Tuesday, September 10, 2013: 9:00 AM
Manning (The Marriott Little Rock)
Danielle Alba , Zoology, Oklahoma State University, Stillwater, OK
Michael Tobler , Zoology, Oklahoma State University, Stillwater, OK
Punidan Jeyasingh , Zoology, Oklahoma State University, Stillwater, OK
Ecological stoichiometry (ES) uses the study of elemental mass balance in biological systems to integrate physiology, ecology, and evolutionary biology. A central tenet of ES is that organisms of higher trophic levels have a more tightly regulated ratio of elemental content than that of lower trophic levels. Relatively few studies have tested intraspecific stoichiometric variation that may potentially affect ecosystem processes such as elemental cycling. Here, we studied intraspecific stoichiometric variation in the live bearing fish, Poecilia mexicana to measure stoichiometric variation in these vertebrate consumers.
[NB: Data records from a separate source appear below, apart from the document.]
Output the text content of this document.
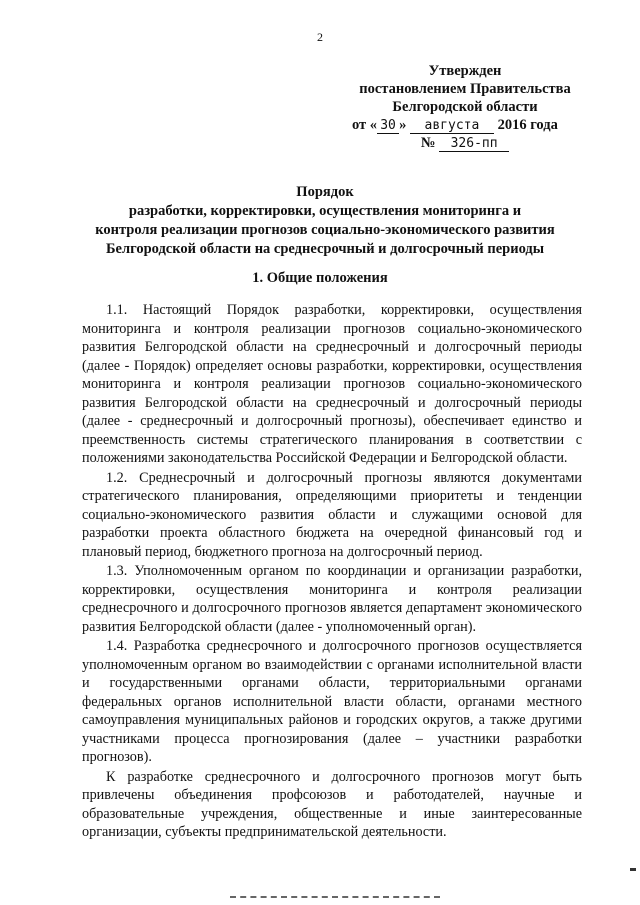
2
Утвержден
постановлением Правительства
Белгородской области
от « 30 » августа 2016 года
№ 326-пп
Порядок
разработки, корректировки, осуществления мониторинга и
контроля реализации прогнозов социально-экономического развития
Белгородской области на среднесрочный и долгосрочный периоды
1. Общие положения

1.1. Настоящий Порядок разработки, корректировки, осуществления мониторинга и контроля реализации прогнозов социально-экономического развития Белгородской области на среднесрочный и долгосрочный периоды (далее - Порядок) определяет основы разработки, корректировки, осуществления мониторинга и контроля реализации прогнозов социально-экономического развития Белгородской области на среднесрочный и долгосрочный периоды (далее - среднесрочный и долгосрочный прогнозы), обеспечивает единство и преемственность системы стратегического планирования в соответствии с положениями законодательства Российской Федерации и Белгородской области.

1.2. Среднесрочный и долгосрочный прогнозы являются документами стратегического планирования, определяющими приоритеты и тенденции социально-экономического развития области и служащими основой для разработки проекта областного бюджета на очередной финансовый год и плановый период, бюджетного прогноза на долгосрочный период.

1.3. Уполномоченным органом по координации и организации разработки, корректировки, осуществления мониторинга и контроля реализации среднесрочного и долгосрочного прогнозов является департамент экономического развития Белгородской области (далее - уполномоченный орган).

1.4. Разработка среднесрочного и долгосрочного прогнозов осуществляется уполномоченным органом во взаимодействии с органами исполнительной власти и государственными органами области, территориальными органами федеральных органов исполнительной власти области, органами местного самоуправления муниципальных районов и городских округов, а также другими участниками процесса прогнозирования (далее – участники разработки прогнозов).

К разработке среднесрочного и долгосрочного прогнозов могут быть привлечены объединения профсоюзов и работодателей, научные и образовательные учреждения, общественные и иные заинтересованные организации, субъекты предпринимательской деятельности.
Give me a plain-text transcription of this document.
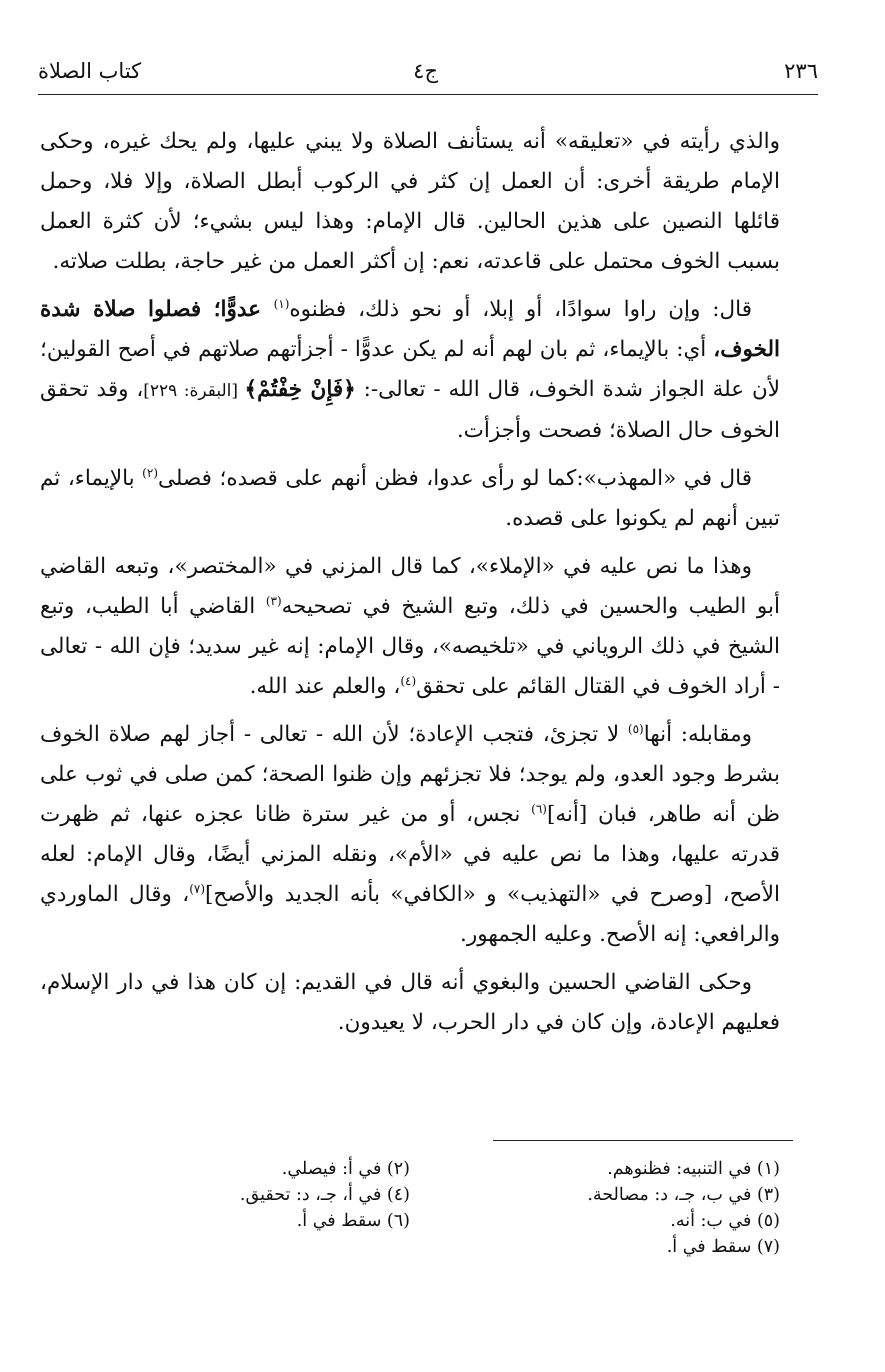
٢٣٦
ج٤
كتاب الصلاة

والذي رأيته في «تعليقه» أنه يستأنف الصلاة ولا يبني عليها، ولم يحك غيره، وحكى الإمام طريقة أخرى: أن العمل إن كثر في الركوب أبطل الصلاة، وإلا فلا، وحمل قائلها النصين على هذين الحالين. قال الإمام: وهذا ليس بشيء؛ لأن كثرة العمل بسبب الخوف محتمل على قاعدته، نعم: إن أكثر العمل من غير حاجة، بطلت صلاته.

قال: وإن راوا سوادًا، أو إبلا، أو نحو ذلك، فظنوه$^{(١)}$ عدوًّا؛ فصلوا صلاة شدة الخوف، أي: بالإيماء، ثم بان لهم أنه لم يكن عدوًّا - أجزأتهم صلاتهم في أصح القولين؛ لأن علة الجواز شدة الخوف، قال الله - تعالى-: ﴿فَإِنْ خِفْتُمْ﴾ [البقرة: ٢٢٩]، وقد تحقق الخوف حال الصلاة؛ فصحت وأجزأت.

قال في «المهذب»:كما لو رأى عدوا، فظن أنهم على قصده؛ فصلى$^{(٢)}$ بالإيماء، ثم تبين أنهم لم يكونوا على قصده.

وهذا ما نص عليه في «الإملاء»، كما قال المزني في «المختصر»، وتبعه القاضي أبو الطيب والحسين في ذلك، وتبع الشيخ في تصحيحه$^{(٣)}$ القاضي أبا الطيب، وتبع الشيخ في ذلك الروياني في «تلخيصه»، وقال الإمام: إنه غير سديد؛ فإن الله - تعالى - أراد الخوف في القتال القائم على تحقق$^{(٤)}$، والعلم عند الله.

ومقابله: أنها$^{(٥)}$ لا تجزئ، فتجب الإعادة؛ لأن الله - تعالى - أجاز لهم صلاة الخوف بشرط وجود العدو، ولم يوجد؛ فلا تجزئهم وإن ظنوا الصحة؛ كمن صلى في ثوب على ظن أنه طاهر، فبان [أنه]$^{(٦)}$ نجس، أو من غير سترة ظانا عجزه عنها، ثم ظهرت قدرته عليها، وهذا ما نص عليه في «الأم»، ونقله المزني أيضًا، وقال الإمام: لعله الأصح، [وصرح في «التهذيب» و «الكافي» بأنه الجديد والأصح]$^{(٧)}$، وقال الماوردي والرافعي: إنه الأصح. وعليه الجمهور.

وحكى القاضي الحسين والبغوي أنه قال في القديم: إن كان هذا في دار الإسلام، فعليهم الإعادة، وإن كان في دار الحرب، لا يعيدون.

(١) في التنبيه: فظنوهم.
(٢) في أ: فيصلي.
(٣) في ب، جـ، د: مصالحة.
(٤) في أ، جـ، د: تحقيق.
(٥) في ب: أنه.
(٦) سقط في أ.
(٧) سقط في أ.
We measured carbon, nitrogen, phosphorus and sulfur content of somatic tissue using an Elementar microvario cube and modified sulfuric acid digestion method on P. mexicana inhabiting sulfidic and non-sulfidic habitats of Tabasaco, MX. We found greater sulfur content in the sulfidic populations as well as variation in carbon, nitrogen and phosphorus content. This supports the existence of intraspecific variation in what has been presumed to be tightly regulated stoichiometric content. Data on nutrient excretion indicate such variation in somatic stoichiometry is ecologically relevant which may affect elemental availability to other trophic levels within ecosystems.